There have been many reasons attributed to this reluctance. The uncertainty surrounding the financial markets and the effects of the sub-prime mortgage crisis have become so deep that counter party risks are very high. Safety and not returns have become the first priority for banks.
Another area of concern for the banks is the high cost of their present liabilities, especially with the strong possibility that rates will fall steeply in the coming months. The average cost of working funds for banks is well over 7%, with at least 30-35% of the deposits priced upwards of 9%. The expectations of rate cuts and plummeting equity markets has also led to the shift of assets and cash surpluses by many coporates and Public Sector Units to the safety of bank deposits. The banks too, faced with capital scarcity, have been competing with each other in attracting these deposits, often offering very high rates. The result of this is that many banks may not be in a position to pass on the full beneifts of rate cuts to its borrowers without seriously undermining their balance sheets.
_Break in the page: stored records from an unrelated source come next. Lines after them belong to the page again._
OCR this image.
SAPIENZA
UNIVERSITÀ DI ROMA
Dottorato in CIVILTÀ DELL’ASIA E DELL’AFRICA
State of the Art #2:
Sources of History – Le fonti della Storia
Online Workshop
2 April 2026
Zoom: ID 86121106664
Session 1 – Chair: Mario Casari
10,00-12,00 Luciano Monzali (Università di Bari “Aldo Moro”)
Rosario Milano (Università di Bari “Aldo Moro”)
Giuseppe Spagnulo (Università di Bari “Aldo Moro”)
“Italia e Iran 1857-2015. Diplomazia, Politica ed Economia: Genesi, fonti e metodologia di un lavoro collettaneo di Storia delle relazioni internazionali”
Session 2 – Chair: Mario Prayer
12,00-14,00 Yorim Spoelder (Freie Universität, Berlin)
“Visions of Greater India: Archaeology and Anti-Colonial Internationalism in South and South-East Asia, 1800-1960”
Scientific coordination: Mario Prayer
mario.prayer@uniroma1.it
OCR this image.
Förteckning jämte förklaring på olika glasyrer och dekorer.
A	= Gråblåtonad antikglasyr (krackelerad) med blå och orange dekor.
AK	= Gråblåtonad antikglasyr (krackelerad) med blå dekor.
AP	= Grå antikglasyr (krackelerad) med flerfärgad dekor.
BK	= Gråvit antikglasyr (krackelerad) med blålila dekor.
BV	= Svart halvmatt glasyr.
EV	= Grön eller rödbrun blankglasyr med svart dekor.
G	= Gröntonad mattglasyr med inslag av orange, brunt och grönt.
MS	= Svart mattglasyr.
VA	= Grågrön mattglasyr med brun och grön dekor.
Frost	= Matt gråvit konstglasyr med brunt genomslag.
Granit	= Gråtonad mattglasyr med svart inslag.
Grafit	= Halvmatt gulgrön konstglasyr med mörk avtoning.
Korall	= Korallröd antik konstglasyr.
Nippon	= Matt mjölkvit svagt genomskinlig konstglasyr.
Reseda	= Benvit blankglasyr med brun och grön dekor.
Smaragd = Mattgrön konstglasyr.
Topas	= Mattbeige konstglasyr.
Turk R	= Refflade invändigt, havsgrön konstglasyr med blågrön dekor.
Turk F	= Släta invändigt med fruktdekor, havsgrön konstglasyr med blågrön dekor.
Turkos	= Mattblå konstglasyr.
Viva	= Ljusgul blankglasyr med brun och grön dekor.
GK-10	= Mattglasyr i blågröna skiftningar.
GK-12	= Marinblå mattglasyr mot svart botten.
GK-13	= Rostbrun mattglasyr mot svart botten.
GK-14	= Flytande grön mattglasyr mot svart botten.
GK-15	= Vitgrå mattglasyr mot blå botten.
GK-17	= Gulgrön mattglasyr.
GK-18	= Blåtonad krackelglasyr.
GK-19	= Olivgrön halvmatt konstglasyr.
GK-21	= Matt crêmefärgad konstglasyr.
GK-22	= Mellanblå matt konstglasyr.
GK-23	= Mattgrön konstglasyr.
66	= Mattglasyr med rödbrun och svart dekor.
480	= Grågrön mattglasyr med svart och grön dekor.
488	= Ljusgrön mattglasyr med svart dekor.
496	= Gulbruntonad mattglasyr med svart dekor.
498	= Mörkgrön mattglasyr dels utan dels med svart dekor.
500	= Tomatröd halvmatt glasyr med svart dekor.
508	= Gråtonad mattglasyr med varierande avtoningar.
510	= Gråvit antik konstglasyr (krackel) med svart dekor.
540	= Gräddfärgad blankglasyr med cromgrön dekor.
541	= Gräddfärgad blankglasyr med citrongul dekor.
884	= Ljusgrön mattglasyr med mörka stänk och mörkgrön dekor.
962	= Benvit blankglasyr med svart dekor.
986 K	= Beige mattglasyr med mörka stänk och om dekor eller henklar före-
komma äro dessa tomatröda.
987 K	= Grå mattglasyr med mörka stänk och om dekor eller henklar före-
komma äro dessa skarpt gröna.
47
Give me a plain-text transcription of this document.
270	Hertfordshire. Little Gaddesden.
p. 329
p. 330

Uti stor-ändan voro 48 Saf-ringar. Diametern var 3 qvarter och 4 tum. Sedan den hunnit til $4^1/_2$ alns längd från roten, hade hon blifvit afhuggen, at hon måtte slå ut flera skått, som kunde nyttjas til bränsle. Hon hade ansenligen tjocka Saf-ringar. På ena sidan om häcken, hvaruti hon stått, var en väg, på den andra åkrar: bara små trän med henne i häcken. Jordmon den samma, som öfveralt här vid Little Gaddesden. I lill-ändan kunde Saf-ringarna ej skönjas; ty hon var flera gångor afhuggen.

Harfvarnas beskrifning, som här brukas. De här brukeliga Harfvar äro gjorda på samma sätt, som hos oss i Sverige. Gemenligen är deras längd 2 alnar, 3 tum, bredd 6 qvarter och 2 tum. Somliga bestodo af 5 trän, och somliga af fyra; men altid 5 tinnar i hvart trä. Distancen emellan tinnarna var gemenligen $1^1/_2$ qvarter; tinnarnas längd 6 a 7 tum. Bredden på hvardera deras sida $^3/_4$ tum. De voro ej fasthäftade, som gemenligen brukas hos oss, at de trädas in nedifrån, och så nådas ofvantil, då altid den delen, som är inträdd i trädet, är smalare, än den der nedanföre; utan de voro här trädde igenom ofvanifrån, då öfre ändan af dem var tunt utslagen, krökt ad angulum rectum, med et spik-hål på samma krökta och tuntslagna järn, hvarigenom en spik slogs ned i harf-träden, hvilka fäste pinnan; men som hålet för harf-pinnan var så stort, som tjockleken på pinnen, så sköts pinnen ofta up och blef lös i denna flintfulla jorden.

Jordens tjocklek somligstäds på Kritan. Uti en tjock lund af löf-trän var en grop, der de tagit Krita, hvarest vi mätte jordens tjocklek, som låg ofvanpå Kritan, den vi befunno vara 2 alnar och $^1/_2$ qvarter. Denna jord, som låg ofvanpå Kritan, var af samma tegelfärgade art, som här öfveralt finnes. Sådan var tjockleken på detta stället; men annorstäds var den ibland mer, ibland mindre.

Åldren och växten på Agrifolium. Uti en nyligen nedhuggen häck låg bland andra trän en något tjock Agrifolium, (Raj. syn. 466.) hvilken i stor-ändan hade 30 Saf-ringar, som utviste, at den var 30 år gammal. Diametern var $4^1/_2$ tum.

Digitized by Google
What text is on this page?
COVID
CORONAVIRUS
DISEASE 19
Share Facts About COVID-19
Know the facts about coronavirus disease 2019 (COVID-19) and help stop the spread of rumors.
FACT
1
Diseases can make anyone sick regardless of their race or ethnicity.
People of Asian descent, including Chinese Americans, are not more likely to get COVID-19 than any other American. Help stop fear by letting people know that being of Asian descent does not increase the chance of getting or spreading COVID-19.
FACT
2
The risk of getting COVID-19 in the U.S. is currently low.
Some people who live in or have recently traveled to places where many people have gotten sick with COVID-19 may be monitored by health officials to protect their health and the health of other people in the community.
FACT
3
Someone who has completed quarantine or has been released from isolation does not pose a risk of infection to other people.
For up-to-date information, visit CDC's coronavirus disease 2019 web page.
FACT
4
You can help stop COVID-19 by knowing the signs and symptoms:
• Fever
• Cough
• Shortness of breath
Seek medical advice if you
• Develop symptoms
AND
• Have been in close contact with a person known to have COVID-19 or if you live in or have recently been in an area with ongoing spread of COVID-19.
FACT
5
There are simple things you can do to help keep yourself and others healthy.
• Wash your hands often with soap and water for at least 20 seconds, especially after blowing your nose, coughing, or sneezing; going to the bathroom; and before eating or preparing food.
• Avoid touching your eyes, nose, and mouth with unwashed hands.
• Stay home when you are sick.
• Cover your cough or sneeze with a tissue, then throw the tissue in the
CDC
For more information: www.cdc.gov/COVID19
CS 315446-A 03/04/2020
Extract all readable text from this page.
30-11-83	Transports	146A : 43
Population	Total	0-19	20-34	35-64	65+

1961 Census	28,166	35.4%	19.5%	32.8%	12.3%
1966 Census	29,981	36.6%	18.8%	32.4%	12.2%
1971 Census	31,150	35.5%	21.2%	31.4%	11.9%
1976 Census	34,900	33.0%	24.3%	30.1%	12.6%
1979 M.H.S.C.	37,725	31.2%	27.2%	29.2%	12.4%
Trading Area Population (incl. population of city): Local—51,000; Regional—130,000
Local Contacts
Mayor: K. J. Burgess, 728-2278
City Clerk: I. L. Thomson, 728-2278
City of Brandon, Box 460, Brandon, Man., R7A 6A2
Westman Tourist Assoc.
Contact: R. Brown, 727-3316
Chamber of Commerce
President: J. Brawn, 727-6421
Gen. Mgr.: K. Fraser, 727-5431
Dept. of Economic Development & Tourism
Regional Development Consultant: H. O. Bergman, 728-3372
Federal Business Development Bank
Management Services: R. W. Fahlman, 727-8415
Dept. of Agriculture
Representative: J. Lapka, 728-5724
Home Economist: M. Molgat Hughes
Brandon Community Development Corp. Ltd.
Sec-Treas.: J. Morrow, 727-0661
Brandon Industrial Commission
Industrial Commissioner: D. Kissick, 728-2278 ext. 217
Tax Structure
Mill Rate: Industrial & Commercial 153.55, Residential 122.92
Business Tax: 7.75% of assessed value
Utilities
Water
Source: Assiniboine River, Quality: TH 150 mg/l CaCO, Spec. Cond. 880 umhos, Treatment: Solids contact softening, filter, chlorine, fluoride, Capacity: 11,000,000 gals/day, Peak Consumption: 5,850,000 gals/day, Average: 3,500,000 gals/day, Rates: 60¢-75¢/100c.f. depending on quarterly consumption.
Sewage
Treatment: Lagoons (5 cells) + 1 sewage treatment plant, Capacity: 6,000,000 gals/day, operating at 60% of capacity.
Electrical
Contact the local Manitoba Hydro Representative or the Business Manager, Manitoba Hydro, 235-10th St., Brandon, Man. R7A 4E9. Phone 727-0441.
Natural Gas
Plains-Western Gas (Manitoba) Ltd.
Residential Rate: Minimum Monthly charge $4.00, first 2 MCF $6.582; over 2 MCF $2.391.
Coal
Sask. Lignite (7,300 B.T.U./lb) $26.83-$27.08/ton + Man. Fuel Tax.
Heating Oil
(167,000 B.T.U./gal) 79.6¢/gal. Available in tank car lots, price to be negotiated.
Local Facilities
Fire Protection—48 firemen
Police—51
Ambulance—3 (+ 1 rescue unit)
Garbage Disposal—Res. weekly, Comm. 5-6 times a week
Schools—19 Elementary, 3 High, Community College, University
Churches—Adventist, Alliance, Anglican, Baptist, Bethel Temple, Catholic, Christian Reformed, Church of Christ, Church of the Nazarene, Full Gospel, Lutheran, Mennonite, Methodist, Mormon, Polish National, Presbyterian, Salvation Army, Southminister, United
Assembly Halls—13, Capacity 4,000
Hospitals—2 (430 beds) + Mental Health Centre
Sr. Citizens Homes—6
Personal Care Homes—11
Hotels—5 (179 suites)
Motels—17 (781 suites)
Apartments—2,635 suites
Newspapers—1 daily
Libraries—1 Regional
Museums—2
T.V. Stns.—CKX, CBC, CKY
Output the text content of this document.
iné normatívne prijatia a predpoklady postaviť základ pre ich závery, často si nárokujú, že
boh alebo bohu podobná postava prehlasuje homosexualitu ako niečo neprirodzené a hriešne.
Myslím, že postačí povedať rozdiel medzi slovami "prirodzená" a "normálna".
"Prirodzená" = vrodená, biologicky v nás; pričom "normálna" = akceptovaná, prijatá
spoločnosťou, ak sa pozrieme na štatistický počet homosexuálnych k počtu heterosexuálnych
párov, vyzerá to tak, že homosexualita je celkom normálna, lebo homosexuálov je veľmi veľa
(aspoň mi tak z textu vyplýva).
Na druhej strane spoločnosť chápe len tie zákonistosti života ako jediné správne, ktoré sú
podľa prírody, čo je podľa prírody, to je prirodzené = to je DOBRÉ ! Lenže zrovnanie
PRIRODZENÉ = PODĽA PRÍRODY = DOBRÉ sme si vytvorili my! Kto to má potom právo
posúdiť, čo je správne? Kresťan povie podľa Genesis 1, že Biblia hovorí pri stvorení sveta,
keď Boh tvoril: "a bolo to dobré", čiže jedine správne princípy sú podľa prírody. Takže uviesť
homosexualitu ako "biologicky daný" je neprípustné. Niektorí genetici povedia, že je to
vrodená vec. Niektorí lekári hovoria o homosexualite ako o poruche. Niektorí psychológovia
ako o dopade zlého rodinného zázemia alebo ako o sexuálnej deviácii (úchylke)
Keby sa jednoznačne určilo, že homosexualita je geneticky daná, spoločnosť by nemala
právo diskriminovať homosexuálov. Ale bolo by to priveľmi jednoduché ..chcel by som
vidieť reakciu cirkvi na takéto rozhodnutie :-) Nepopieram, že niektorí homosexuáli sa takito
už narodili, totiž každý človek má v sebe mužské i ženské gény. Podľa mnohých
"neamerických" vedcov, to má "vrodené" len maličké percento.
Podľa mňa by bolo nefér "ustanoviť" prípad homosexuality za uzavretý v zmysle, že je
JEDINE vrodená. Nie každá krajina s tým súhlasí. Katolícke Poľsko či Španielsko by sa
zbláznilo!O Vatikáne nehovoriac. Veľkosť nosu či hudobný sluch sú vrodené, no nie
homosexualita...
The banks in turn argue that they have not been reluctant, but have been weighed down by the sharply increased demand for funds from the corporate sector which has been squeezed off its other regular sources of funds. Businesses have four major sources of investment funding - equity markets, external commercial borrowings, profits and bank loans. The first two, which formed 40% of the funds for Indian industry in 2007-08, has dried up, while the third is declining with the economy. This has left banks as the primary source of funds, thereby sharply increasing the demand for bank loans (credit growth has been at a scorching annualized rate of 28%). The banks have been clearly unable or unwilling to meet this increased demand, despite the dramatic increase in liquidity.
Here is a brief on the major credit market indicators.
Investors have taken money out of stocks, corporate bonds and money market funds to buy safe assets, thereby forcing down the yields on Treasuries. A declining yield is an indicator of greater concern with the financial markets. The most appropriate measure of the flight to safety is the Statutory Liquidity Ratio (SLR), which is presently in the range of 26%, against the mandatory requirement of only 24% (and effective requirement of only 21.5%).
The reverse repo window of the RBI has been witnessing heightened activity in since the middle of November, with banks queing upto deposit their surpluses for the relatively meagre 6% returns offered. Despite the declining SLR, the investments to deposit ratio for banks has climbed from 28.27% to 30.48% over the past month. In October, banks lent just Rs 27,000 Cr, whereas they invested Rs 90,000 Cr in G-Secs.
Expectations of rate cuts and the hope of making significant risk-free profits (especially at such bleak times) from the greater chances of capital gains from rising bond prices (as rates fall, yields decline, thereby pushing up bond prices) has been another incentive for banks to invest in long dated government securities.
Contrary to conventional bond market wisdom which says that yields rise as maturity lengthens, yield curve had become inverted - long-term yields lower than short-term yields. Inverted yield curves indicate tight immediate credit conditions besides uncertainty about the future. Though it has flattened out in the past few days, the 91-days Treasury Bill and the benchmark Government Security of 10-year residual maturity are both being quoted at the same, around 7% yield, underscoring the deep concerns about declining economic activity.
CP or short term debt issued by the larger private businesses, often for a few days, and purchased mainly by banks and financial institutions, has dried up. This is indicated by the widening spreads between rates on Government securities and CPs of the same maturities. Higher spreads have made it difficult for both businesses and banks to run their daily operations. The CP market has virtually ground to a halt, as the spreads with T-Bills for even AAA rated companies have ballooned to more than 600 basis points.
Call money rates
Overnight rates at which banks borrow capital to meet their daily working capital requirements had reached very high levels of over 24%, indicating the magnitude of the credit crunch. Typically, overnight call money rates move in the band between the repo and reverse repo rates. However, these rates have fallen to around 6% in recent days and the repo auctions under the Liquidity Adjustment Facility (LAF) has stopped attracting bids, an indication of the easing of the liquidity conditions.